Réforme de la facturation électronique : Le nouveau barème des sanctions décrypté

Publié le 6 juillet 2026 à 15:41

Réforme de la facturation électronique : Le nouveau barème des sanctions décrypté

À l’approche de la première échéance cruciale du 1er septembre 2026, l’arsenal réglementaire entourant la généralisation de la facturation électronique en France s'est nettement durci. Pour notre cabinet JN Expertise, il est de notre devoir de conseil d'alerter nos clients et partenaires sur les réalités financières et juridiques induites par les derniers ajustements législatifs.

L’époque de la simple pédagogie laisse désormais place à un cadre coercitif précis. Voici l’analyse technique des risques encourus et le nouveau barème des sanctions.

1. Le nouveau barème des sanctions financières

L'administration fiscale a revu à la hausse le coût financier des manquements afin de pousser l’ensemble des acteurs économiques — des grandes entreprises aux TPE/PME — à une mise en conformité rigoureuse. Les sanctions se déclinent sous trois axes majeurs :

  • Défaut d'émission au format électronique (e-invoicing) : L'amende, initialement fixée à 15 €, s'élève désormais à 50 € par facture non conforme. Le législateur maintient toutefois un garde-fou avec un plafond annuel global fixé à 15 000 € par année civile.

  • Défaut de transmission des données (e-reporting) : En cas d'omission de transmission des données de transaction ou de paiement (indispensables pour les opérations hors B2B domestique), l'amende double et grimpe à 500 € par transmission manquante (au lieu des 250 € initialement prévus), avec un plafond également fixé à 15 000 € par an.

  • Absence de recours à une plateforme agréée : C'est la nouveauté textuelle la plus lourde de conséquences. Si une entreprise s'affranchit du recours obligatoire à une plateforme habilitée (le Portail Public de Facturation ou une Plateforme de Dématérialisation Partenaire) pour ses flux obligatoires, elle s'expose à une mise en demeure. En l'absence de régularisation sous un délai de 3 mois, une amende administrative de 1 000 € est appliquée, renouvelable tous les trois mois jusqu'à parfaite mise en conformité.

2. Le risque majeur : La perte du droit à déduction de la TVA

Au-delà des amendes forfaitaires, le cabinet JN Expertise attire votre attention sur un risque indirect bien plus dévastateur pour la trésorerie et le besoin en fonds de roulement (BFR) de vos entreprises : la remise en cause de la déductibilité de la TVA.

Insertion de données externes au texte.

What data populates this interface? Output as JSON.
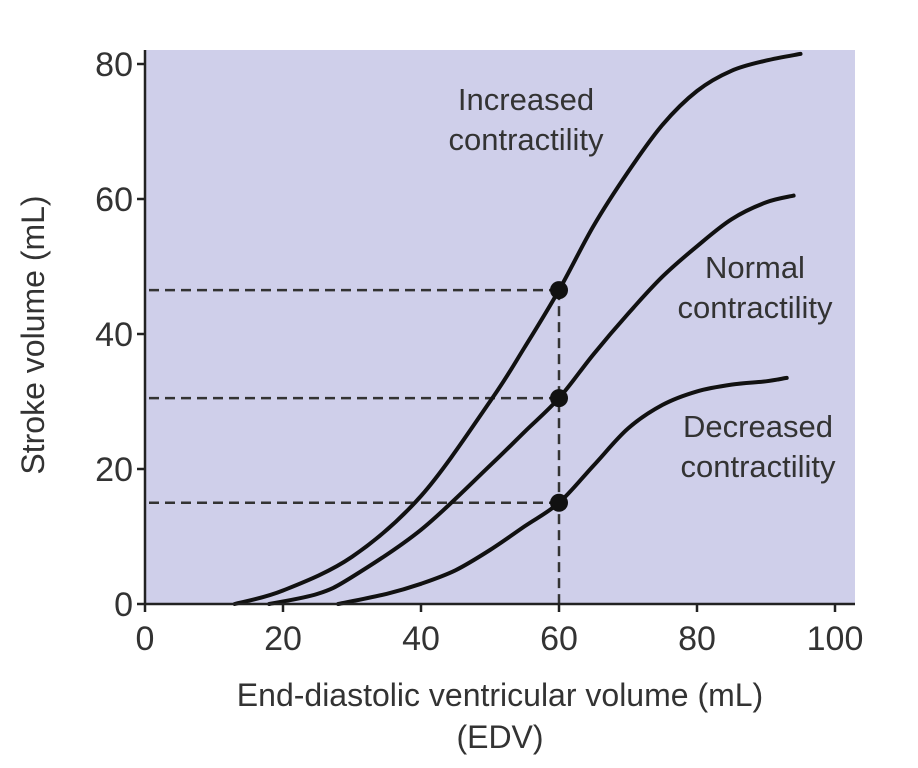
{
  "chart_data": {
    "type": "line",
    "title": "",
    "xlabel": "End-diastolic ventricular volume (mL)",
    "xlabel_sub": "(EDV)",
    "ylabel": "Stroke volume (mL)",
    "xlim": [
      0,
      100
    ],
    "ylim": [
      0,
      80
    ],
    "xticks": [
      0,
      20,
      40,
      60,
      80,
      100
    ],
    "yticks": [
      0,
      20,
      40,
      60,
      80
    ],
    "grid": false,
    "plot_background": "#cfcfea",
    "series": [
      {
        "name": "Increased contractility",
        "label_lines": [
          "Increased",
          "contractility"
        ],
        "x": [
          13,
          20,
          30,
          40,
          50,
          55,
          60,
          65,
          70,
          75,
          80,
          85,
          90,
          95
        ],
        "y": [
          0,
          2,
          7,
          16,
          30,
          38,
          46.5,
          56,
          64,
          71,
          76,
          79,
          80.5,
          81.5
        ]
      },
      {
        "name": "Normal contractility",
        "label_lines": [
          "Normal",
          "contractility"
        ],
        "x": [
          18,
          25,
          30,
          40,
          50,
          55,
          60,
          65,
          70,
          75,
          80,
          85,
          90,
          94
        ],
        "y": [
          0,
          1.5,
          4,
          11,
          20.5,
          25.5,
          30.5,
          37,
          43,
          48.5,
          53,
          57,
          59.5,
          60.5
        ]
      },
      {
        "name": "Decreased contractility",
        "label_lines": [
          "Decreased",
          "contractility"
        ],
        "x": [
          28,
          35,
          40,
          45,
          50,
          55,
          60,
          65,
          70,
          75,
          80,
          85,
          90,
          93
        ],
        "y": [
          0,
          1.5,
          3,
          5,
          8,
          11.5,
          15,
          20.5,
          26,
          29.5,
          31.5,
          32.5,
          33,
          33.5
        ]
      }
    ],
    "reference_points": [
      {
        "x": 60,
        "y": 46.5,
        "series": "Increased contractility"
      },
      {
        "x": 60,
        "y": 30.5,
        "series": "Normal contractility"
      },
      {
        "x": 60,
        "y": 15,
        "series": "Decreased contractility"
      }
    ]
  }
}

Sur le plan doctrinal, une facture qui ne transiterait pas par les circuits officiels de dématérialisation (PPF ou PDP) sera jugée fiscalement non conforme. Par conséquent, l'acheteur professionnel se verra refuser le droit de récupérer la TVA sur cette transaction. Une erreur de flux ou de format ne se traduira donc pas seulement par une amende de 50 €, mais potentiellement par une perte sèche équivalente à 20 % de la valeur de vos achats.

3. Rappel du calendrier légal et plan d'action

Pour mémoire, le calendrier officiel d'application se déploie en deux phases distinctes :

  • Dès le 1er septembre 2026 : Obligation absolue de réception des factures électroniques pour toutes les entreprises de France (y compris les micro-entreprises et PME). Parallèlement, l'obligation d'émission et de e-reporting s'impose aux Grandes Entreprises et aux ETI.

  • Dès le 1er septembre 2027 : Obligation d'émission et de e-reporting étendue aux PME et micro-entreprises.

La recommandation de JN Expertise :

La mise en conformité n'est plus un projet informatique lointain, c'est une urgence de gestion. Dès aujourd'hui, nos équipes vous recommandent d'engager deux chantiers prioritaires :

  1. L'audit de vos bases tiers : Assurez-vous de la validité des numéros SIRET de l'ensemble de vos clients et fournisseurs professionnels.

  2. Le choix de votre plateforme : Cartographiez vos flux de facturation actuels pour choisir l'outil de dématérialisation le plus adapté à votre écosystème logiciel.

Le cabinet JN Expertise se tient à vos côtés pour auditer votre organisation comptable, sécuriser vos droits à déduction de TVA et vous prémunir contre ce nouveau régime de sanctions.